Abject terror crossed his face. “You gotta get ’em out, Doc. You can do that, right?”
I patted his shoulder. “Relax, Danny. No need getting yourself all upset about it. It—”
A soft tap sounded at the door. Ella stuck her head in. “Doctor Maddie, sorry to disturb, but Connie Wells is waiting outside for these scripts. Can you sign off for me?”
“Be right back, Danny,” I said as I gently extricated the pamphlet from his clenched hands. I stepped into the hallway
“Is Danny okay?” Ella asked, eyes searching my face as I signed off on Connie’s regular blood pressure meds.
“Remind her that it’s only for one month and make her an appointment to come in for renewal. Danny’s okay. It’s Giardia infection. Caught it sort of early, so we will be able to deal with it successfully. Can you print off some generic stuff from the web for him? Make sure it’s nothing too nasty. He’s a little freaked out. But his wife needs to know how to keep herself from being infected, if she’s not already.”
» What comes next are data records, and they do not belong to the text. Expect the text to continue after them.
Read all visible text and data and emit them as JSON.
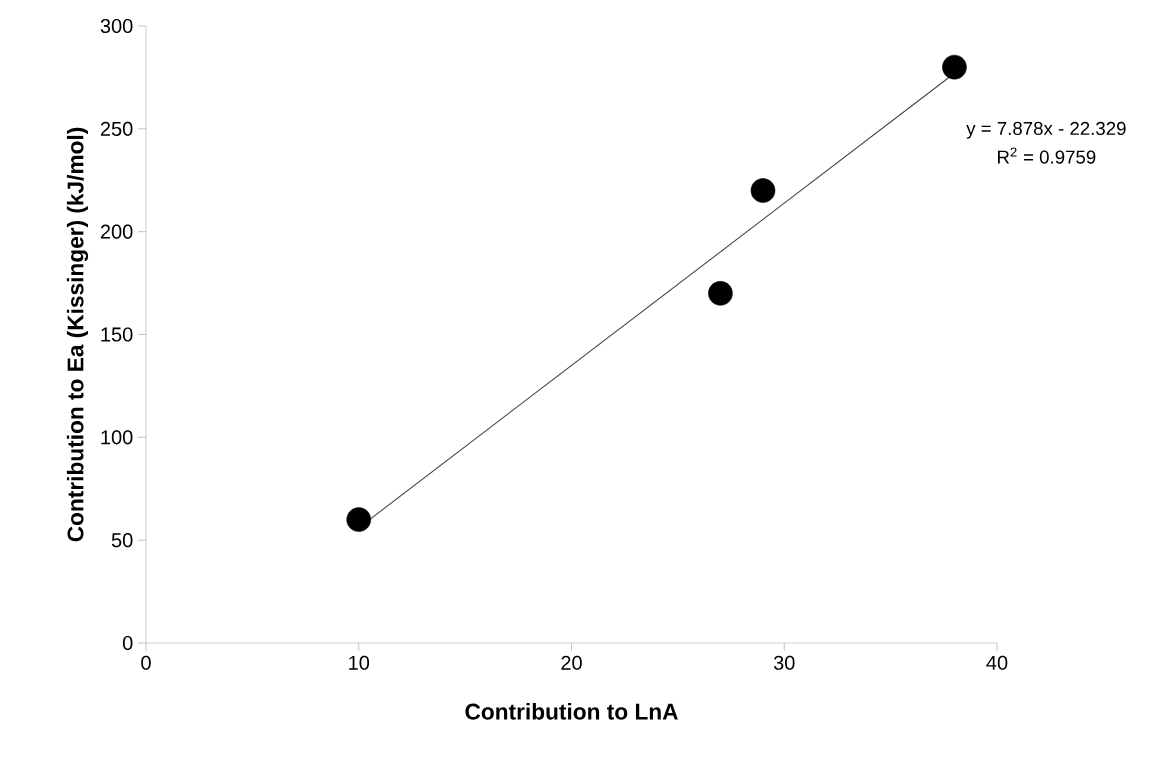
{
  "chart_data": {
    "type": "scatter",
    "xlabel": "Contribution to LnA",
    "ylabel": "Contribution to Ea (Kissinger) (kJ/mol)",
    "xlim": [
      0,
      40
    ],
    "xticks": [
      0,
      10,
      20,
      30,
      40
    ],
    "ylim": [
      0,
      300
    ],
    "yticks": [
      0,
      50,
      100,
      150,
      200,
      250,
      300
    ],
    "series": [
      {
        "x": [
          10,
          27,
          29,
          38
        ],
        "values": [
          60,
          170,
          220,
          280
        ],
        "color": "#000000",
        "marker": "circle"
      },
      {
        "type": "line",
        "x": [
          10,
          38
        ],
        "values": [
          56,
          277
        ],
        "color": "#404040",
        "marker": "none",
        "line_style": "solid"
      }
    ],
    "annotations": [
      "y = 7.878x - 22.329",
      "R$^{2}$ = 0.9759"
    ]
  }
}
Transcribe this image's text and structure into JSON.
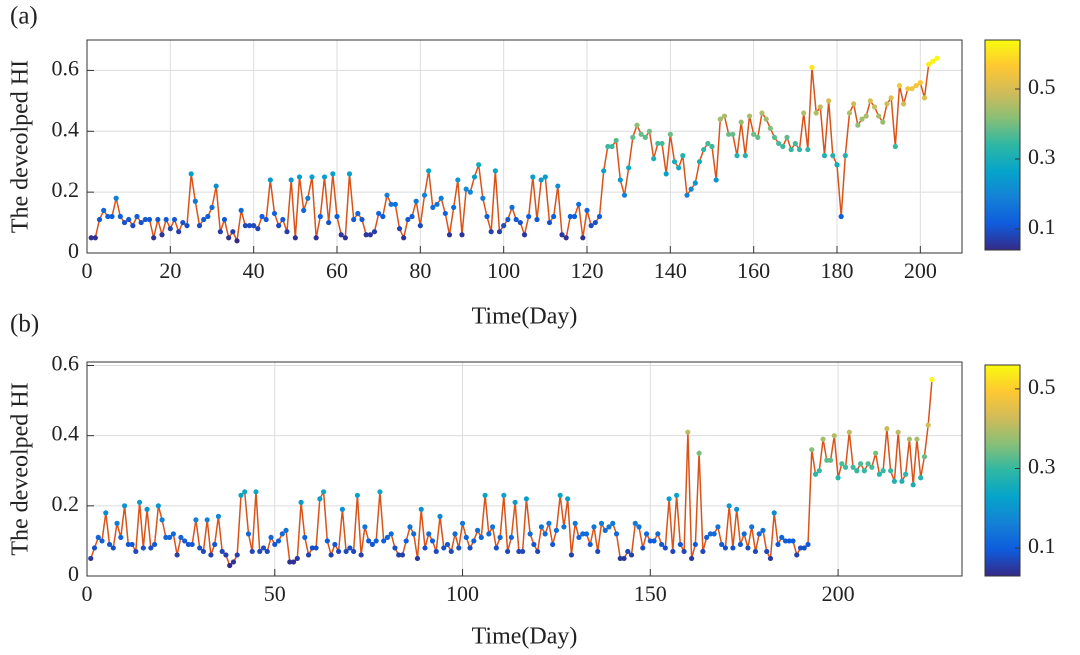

I handed her the prescription printout absently as I turned, and my hand brushed against her soft, firm breast. An unexpected shock passed through my body and electrified the tender flesh between my legs. I know I blushed four shades of crimson. I was about to mutter an apology, but she thanked me breezily and headed back down the hall. I stood with my hand on the doorknob for a few seconds composing myself before I reentered the exam room.